From these general remarks on the mechanics of power we now pass to an examination of the three variants of development possible in Russia.
Relapse into Stalinism
An attempt by the political police to regain its former position cannot be ruled out. The decree of amnesty and the exposure of the ‘doctors' plot’ have been major moves in an intense struggle which is still in progress. As these lines are written a new indication of its scope becomes apparent. The former Minister of State Security in Soviet Georgia and several high officials of the Ministry have been arrested and charged with violation of constitutional rights of citizens and extortion of confessions. The local leaders of the party have been deposed for connivance.
The arrested Georgians have obviously been allies and subordinates of the die-hards of Stalinism defeated in Moscow. But the defeated faction has its allies and subordinates in each of the sixteen Soviet Republics. Each provincial capital has had its Ignatievs and Riumins who are now being removed from office, transferred to prison, an
d charged not as terrorists or spies, but as men guilty of violating the constitutional rights of citizens.
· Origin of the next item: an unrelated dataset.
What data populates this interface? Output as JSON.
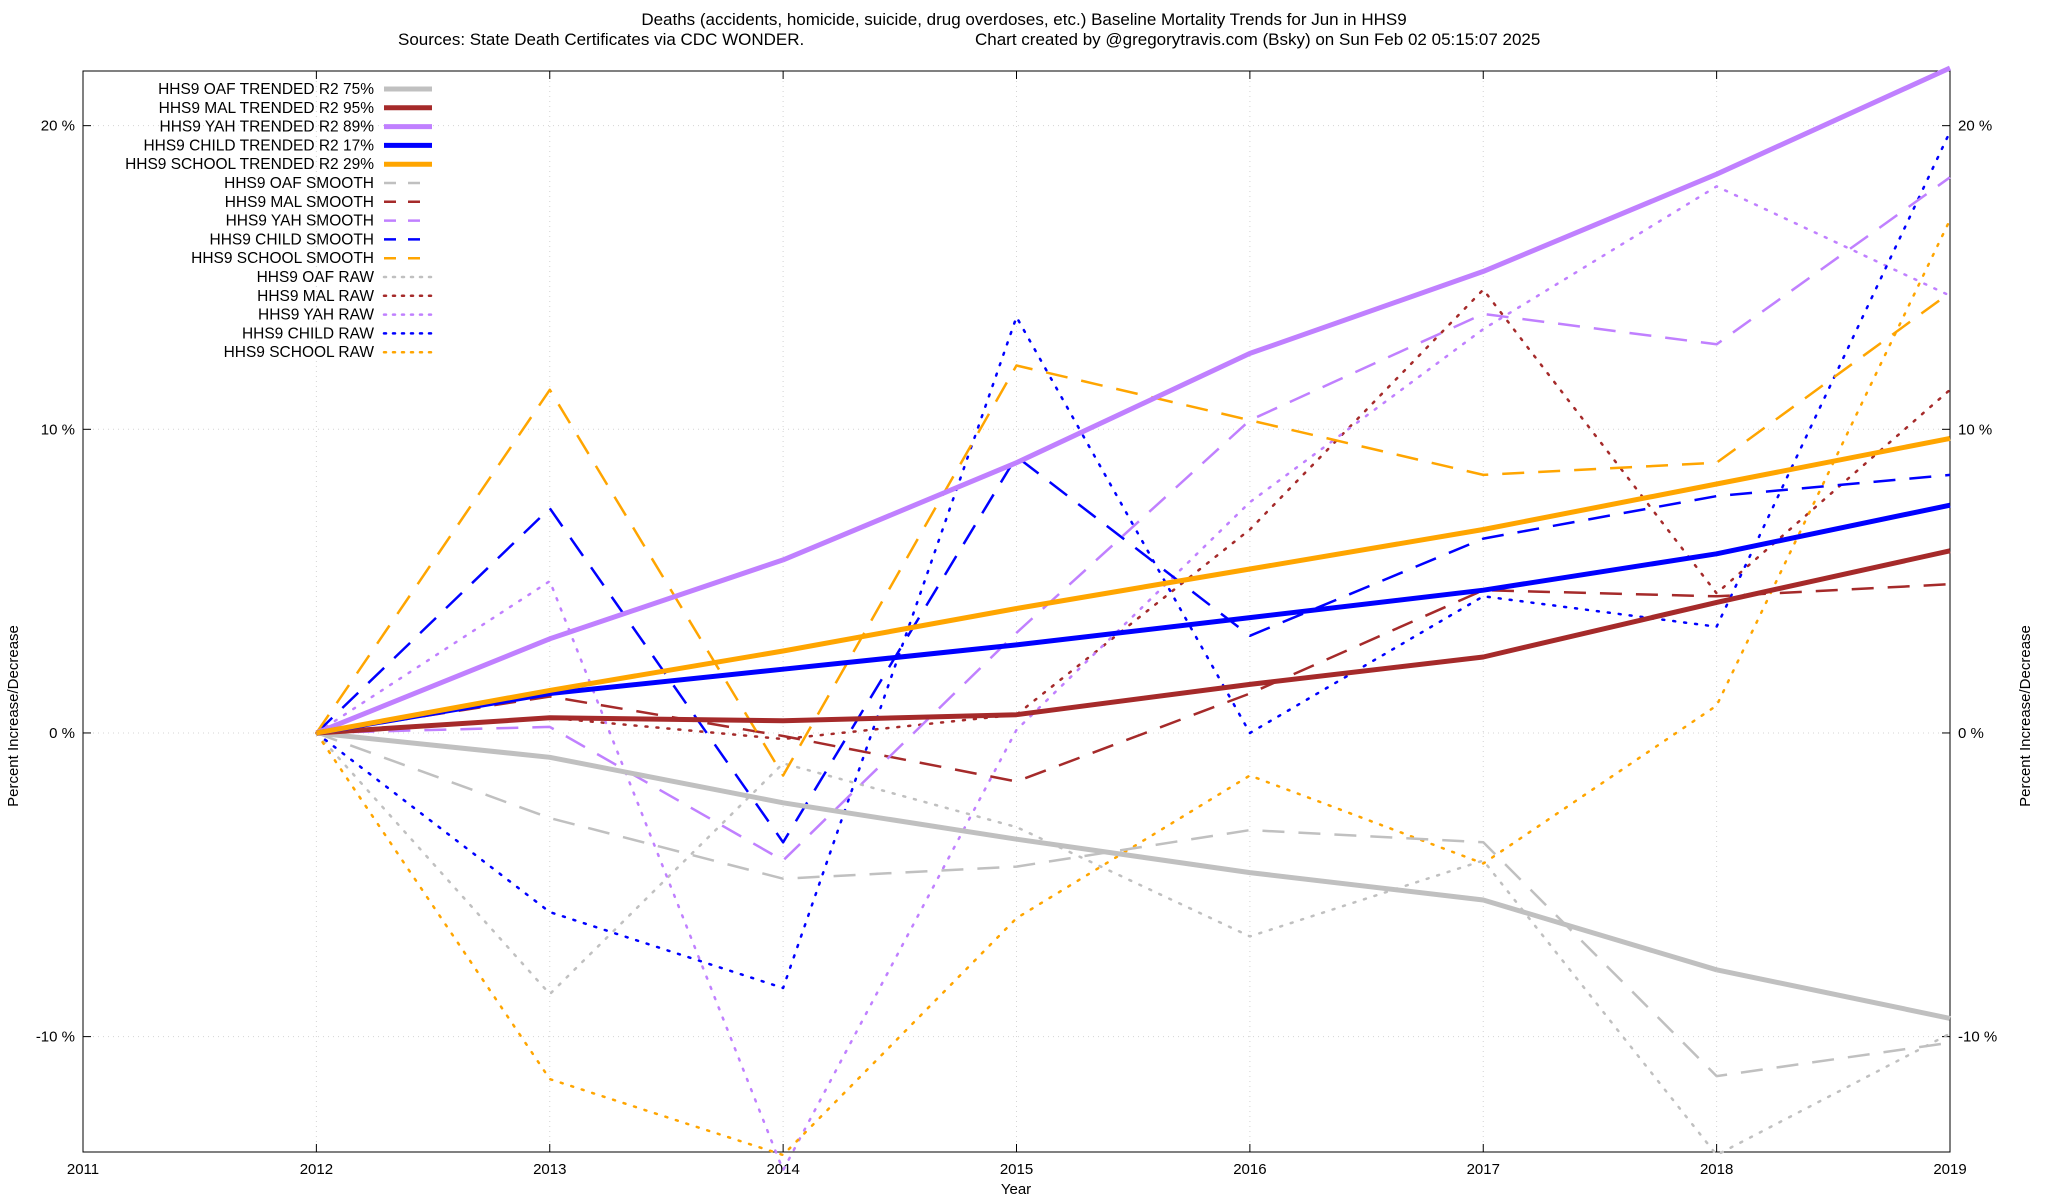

Thus, the transition from one regime to another is being carried out by a series of moves amounting to rather more than a mere palace revolt and less than a real revolution.
In the 1930's Trotsky advocated a ‘limited political revolution’ against Stalinism. He saw it not as a fully fledged social upheaval but as an ‘administrative operation’ directed against the chiefs of the political police and a small clique terrorizing the nation. As so often, Trotsky was tragically ahead of his time and prophetic in his vision of the future, although he could not imagine that Stalin's dosest associates would act in accordance with his scheme. What Malenkov's government is carrying out now is precisely the ‘limited revolution’ envisaged by Trotsky.
The die-hards of the security police may still try to rally and fight to save their skins. They may fight back from the provinces and they may try to regain the ground lost in Moscow. They may have influential associates and accomplices inside the Kremlin. They may try to remove Malenkov and his associates, denouncing them as apostates, secret Trotskyite-Bukharinites, and imperialist agents and presenting themselves as Stalin's only true and orthodox heirs.
Even if such a coup were successful, which is improbable, the restoration of Stalinism could be only a brief episode. The motives that caused men of Stalin's entourage to initiate a break with his era would continue to operate. Those motives spring from the present State and needs of the nation and are certainly shared by too many people to be defeated by the removal of a few personalities. Even if Malenkov were to be assassinated, others would fill his place. The political police is morally isolated. It has always been hated and feared. It is now hated more and feared less than ever. It has no chance of asserting itself against the combined strength of people, government, and party.